Colour? Well, apparently, from one source, honey bees can’t see red. But, they do like bright white(daisy), yellow (black-eyed susan) and blue flowers (forget me not or flax) and can see ultraviolet.
Other than lots of fragrant flowers in white, yellow, blue and ultraviolet, bees need water. Water can come from a creek. I've seen bees drink from a drop of rain on a leaf or by standing on the wet rock at my water fountain.
Bees also get lots of pollen from trees such as mountain ash, willow, saskatoons, poplar, highbush cranberry and black elderberry (edible type) and they love alfalfa. Wild flowers include Joe Pye Weed (grows all over our area), wild white violet (grows on my lawn), wild berries, kinnikinnick, burdock or thistle to name a few.

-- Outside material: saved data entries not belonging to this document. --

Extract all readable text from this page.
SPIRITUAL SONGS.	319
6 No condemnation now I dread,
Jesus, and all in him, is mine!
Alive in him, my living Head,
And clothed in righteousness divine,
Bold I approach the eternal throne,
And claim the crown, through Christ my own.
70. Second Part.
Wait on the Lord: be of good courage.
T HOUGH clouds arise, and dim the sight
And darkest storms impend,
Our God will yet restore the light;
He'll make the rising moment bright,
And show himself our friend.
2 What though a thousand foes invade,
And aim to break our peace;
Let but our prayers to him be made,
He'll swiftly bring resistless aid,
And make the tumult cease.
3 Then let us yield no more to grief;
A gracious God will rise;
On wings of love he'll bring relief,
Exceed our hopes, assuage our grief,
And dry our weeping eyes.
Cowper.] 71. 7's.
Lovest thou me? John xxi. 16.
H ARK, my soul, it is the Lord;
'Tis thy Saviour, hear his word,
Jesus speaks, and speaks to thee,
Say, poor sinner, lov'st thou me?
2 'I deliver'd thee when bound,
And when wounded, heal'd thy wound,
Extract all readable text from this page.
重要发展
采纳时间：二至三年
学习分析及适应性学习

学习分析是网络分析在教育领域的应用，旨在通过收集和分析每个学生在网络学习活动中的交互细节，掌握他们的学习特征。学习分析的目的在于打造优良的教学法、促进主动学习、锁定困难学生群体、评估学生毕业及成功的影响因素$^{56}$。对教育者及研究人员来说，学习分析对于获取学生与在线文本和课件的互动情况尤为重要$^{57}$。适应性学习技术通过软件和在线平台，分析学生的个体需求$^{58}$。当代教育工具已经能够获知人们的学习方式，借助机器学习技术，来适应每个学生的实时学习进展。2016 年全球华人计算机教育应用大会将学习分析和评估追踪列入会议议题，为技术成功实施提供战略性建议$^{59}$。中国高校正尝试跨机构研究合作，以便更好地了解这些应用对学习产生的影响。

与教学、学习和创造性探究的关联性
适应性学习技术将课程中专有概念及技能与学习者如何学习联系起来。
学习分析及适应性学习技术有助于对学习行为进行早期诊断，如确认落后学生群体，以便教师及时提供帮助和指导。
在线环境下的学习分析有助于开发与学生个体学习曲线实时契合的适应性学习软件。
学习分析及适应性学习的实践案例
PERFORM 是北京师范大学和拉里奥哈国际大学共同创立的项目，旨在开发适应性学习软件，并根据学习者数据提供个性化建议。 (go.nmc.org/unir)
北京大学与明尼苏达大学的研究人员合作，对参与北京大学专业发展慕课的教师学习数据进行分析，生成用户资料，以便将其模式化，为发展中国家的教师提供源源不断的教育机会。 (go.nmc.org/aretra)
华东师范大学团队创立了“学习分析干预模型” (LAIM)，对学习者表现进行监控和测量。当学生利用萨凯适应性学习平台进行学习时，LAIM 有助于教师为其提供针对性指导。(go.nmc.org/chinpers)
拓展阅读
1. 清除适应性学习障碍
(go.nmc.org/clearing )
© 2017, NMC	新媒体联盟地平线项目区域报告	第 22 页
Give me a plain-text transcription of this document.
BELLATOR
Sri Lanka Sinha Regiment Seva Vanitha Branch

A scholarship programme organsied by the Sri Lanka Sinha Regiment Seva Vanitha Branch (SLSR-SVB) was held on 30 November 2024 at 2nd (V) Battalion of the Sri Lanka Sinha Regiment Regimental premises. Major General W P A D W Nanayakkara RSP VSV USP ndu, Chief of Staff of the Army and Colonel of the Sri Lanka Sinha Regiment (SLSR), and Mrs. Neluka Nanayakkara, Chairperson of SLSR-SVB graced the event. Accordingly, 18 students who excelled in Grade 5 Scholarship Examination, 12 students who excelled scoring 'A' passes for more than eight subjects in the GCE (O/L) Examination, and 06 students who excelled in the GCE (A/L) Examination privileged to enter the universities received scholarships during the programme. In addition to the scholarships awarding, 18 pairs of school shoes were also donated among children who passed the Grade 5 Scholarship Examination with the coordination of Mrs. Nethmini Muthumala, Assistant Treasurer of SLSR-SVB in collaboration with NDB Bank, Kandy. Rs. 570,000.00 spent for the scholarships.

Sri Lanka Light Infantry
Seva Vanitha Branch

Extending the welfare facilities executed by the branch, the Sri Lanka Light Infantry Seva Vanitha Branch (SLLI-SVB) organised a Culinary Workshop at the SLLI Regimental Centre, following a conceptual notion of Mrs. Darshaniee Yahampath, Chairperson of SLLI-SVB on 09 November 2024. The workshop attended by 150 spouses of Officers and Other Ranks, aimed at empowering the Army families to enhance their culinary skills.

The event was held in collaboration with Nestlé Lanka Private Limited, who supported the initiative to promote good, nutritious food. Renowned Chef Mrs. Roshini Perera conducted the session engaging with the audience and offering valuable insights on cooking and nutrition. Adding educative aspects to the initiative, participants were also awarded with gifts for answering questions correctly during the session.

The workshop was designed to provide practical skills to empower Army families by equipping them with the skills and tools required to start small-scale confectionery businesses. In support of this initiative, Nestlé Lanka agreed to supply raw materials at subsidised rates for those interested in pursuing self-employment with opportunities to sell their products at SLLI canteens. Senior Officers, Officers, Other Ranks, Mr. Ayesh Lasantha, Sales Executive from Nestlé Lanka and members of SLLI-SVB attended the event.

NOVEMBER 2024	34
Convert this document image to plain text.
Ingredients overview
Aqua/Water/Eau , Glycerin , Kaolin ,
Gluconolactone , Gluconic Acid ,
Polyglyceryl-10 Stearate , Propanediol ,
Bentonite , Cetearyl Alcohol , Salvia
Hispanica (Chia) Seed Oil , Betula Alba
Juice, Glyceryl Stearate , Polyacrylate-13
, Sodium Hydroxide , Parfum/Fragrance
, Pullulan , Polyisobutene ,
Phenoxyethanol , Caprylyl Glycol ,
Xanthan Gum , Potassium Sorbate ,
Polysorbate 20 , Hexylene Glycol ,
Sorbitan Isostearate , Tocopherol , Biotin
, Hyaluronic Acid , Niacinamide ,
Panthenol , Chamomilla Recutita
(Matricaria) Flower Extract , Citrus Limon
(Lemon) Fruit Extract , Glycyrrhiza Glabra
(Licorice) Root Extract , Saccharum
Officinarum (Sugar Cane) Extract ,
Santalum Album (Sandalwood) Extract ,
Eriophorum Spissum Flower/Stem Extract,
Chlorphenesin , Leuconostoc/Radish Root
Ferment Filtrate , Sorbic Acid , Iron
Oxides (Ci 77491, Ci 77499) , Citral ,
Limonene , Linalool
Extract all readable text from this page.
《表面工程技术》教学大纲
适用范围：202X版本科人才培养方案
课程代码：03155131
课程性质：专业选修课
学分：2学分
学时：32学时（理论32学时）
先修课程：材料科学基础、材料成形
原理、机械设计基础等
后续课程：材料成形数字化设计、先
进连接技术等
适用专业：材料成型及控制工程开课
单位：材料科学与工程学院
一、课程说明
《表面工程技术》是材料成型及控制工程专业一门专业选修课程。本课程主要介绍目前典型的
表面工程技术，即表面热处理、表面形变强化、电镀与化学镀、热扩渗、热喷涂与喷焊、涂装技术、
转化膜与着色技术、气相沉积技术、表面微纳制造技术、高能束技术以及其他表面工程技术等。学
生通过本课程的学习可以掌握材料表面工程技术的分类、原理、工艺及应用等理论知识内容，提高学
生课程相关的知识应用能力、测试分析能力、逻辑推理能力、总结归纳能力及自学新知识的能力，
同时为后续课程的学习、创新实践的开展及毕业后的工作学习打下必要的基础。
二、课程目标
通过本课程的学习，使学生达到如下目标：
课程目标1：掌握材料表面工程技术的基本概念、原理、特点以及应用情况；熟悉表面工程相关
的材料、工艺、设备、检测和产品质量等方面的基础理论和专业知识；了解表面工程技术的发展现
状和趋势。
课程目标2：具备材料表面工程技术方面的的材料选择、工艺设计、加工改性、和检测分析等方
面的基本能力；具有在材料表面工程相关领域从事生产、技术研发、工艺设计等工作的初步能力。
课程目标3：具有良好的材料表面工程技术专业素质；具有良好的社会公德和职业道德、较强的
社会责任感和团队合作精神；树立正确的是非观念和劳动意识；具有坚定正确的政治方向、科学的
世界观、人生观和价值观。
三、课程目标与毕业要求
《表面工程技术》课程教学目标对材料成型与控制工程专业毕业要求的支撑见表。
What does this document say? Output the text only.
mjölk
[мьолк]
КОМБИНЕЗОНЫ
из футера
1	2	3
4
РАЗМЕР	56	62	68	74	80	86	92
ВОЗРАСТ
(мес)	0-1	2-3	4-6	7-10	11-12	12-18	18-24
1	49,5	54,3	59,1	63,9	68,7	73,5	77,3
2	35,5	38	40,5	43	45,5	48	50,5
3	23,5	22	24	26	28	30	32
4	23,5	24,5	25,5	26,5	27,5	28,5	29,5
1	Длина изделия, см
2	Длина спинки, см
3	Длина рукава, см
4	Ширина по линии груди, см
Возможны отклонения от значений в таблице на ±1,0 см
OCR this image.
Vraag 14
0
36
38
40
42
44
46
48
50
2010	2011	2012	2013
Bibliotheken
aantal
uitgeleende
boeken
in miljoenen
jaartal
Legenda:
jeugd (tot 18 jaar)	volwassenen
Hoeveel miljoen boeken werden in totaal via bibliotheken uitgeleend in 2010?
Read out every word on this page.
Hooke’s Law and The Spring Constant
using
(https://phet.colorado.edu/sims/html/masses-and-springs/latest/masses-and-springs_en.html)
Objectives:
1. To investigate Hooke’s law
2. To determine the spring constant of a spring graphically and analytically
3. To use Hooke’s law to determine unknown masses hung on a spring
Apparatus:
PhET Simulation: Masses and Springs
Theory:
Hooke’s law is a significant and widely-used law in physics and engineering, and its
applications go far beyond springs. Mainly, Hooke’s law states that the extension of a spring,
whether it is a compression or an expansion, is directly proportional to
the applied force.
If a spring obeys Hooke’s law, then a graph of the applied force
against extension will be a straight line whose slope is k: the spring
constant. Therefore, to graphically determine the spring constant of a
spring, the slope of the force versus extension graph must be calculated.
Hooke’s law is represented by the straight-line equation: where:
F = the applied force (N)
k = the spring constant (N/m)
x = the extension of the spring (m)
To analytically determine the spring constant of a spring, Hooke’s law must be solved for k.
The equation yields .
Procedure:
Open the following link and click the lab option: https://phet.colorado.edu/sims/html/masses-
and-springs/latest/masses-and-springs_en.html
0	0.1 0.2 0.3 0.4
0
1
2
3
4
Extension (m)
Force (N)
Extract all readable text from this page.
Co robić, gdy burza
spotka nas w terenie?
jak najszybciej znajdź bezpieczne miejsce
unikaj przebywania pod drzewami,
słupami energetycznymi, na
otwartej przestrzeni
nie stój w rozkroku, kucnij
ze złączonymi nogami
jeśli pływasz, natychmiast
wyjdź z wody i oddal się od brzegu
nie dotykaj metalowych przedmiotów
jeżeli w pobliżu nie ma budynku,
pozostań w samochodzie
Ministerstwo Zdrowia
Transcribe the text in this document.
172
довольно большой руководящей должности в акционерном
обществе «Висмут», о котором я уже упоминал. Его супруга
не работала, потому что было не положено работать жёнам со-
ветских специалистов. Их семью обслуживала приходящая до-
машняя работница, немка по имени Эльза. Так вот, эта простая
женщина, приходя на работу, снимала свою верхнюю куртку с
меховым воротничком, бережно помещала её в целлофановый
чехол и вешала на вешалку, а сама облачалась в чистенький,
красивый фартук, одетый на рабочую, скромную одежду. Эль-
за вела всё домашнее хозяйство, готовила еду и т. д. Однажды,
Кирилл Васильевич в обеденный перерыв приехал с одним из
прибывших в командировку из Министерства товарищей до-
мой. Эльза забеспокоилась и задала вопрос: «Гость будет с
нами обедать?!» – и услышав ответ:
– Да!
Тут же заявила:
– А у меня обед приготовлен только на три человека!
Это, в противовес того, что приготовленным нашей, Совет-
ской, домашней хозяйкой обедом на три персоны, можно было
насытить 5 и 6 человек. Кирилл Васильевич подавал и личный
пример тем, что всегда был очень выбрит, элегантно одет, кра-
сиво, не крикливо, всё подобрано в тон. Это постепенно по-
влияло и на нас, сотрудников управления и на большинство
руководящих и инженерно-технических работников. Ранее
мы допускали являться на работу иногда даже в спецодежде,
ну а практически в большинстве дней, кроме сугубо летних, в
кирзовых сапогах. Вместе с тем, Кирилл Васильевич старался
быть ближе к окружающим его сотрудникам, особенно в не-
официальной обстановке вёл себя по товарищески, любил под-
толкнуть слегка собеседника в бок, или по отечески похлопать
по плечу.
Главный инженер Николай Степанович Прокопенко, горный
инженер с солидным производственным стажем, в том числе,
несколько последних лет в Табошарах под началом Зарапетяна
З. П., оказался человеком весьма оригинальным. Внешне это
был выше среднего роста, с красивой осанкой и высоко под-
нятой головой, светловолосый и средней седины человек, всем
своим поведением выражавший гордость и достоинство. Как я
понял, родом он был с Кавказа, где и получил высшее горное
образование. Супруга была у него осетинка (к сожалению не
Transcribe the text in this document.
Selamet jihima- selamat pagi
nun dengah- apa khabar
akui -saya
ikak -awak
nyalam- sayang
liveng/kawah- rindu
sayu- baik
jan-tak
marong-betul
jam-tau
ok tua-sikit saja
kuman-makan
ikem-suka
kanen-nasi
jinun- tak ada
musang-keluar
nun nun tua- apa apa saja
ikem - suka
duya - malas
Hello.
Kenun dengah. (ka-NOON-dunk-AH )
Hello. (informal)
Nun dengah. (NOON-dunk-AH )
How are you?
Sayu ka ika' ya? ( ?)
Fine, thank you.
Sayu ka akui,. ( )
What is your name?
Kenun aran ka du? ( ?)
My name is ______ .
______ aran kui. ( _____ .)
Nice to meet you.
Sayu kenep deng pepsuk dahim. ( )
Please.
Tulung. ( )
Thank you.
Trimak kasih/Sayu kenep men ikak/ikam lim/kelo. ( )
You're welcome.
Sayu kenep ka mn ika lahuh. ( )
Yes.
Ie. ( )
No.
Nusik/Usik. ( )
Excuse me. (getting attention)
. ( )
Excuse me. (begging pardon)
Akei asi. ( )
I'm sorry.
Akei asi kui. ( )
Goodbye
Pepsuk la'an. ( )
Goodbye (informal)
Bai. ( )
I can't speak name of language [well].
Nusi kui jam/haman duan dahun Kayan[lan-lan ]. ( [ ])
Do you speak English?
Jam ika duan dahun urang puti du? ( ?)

Following is a partial list of flowers, some I grow some I don’t. Some I grow for the wild bees, some for my honey bees and all because I like them. I have acquired seed and/or plants from local greenhouses and/or mail-order companies: borage (blue flowered herb), California poppy (orange), catnip, tansy, cosmos, asters, zinnia, monarda (bee balm), globe thistle (fall flower), lavender (grow in a pot to winter inside), calendula, nasturtiums, basil, thyme, sage, chives, coriander, daisies (wild and tame), coreopsis, delphinium, alfalfa, red clover (more wild bees), white clover (honey bees), lemon balm, mint, blueberry, dandelion, goldenrod (late summer), maples, poplar, willow, pine, raspberry, currant, gooseberry, strawberry, potatoe, cucumber, fruit trees, crocuses, snowdrops, clematis, marigolds, echinacea, spiderwort, rudbeckia, blue flags (iris), sweet William, highbush cranberry.
These flowers are suggestions, a starting point. Play around, plant a variety of flowers, leave exposed dirt for the wild bees, and enjoy your living bouquet. The rewards are immense and the bees will thank you!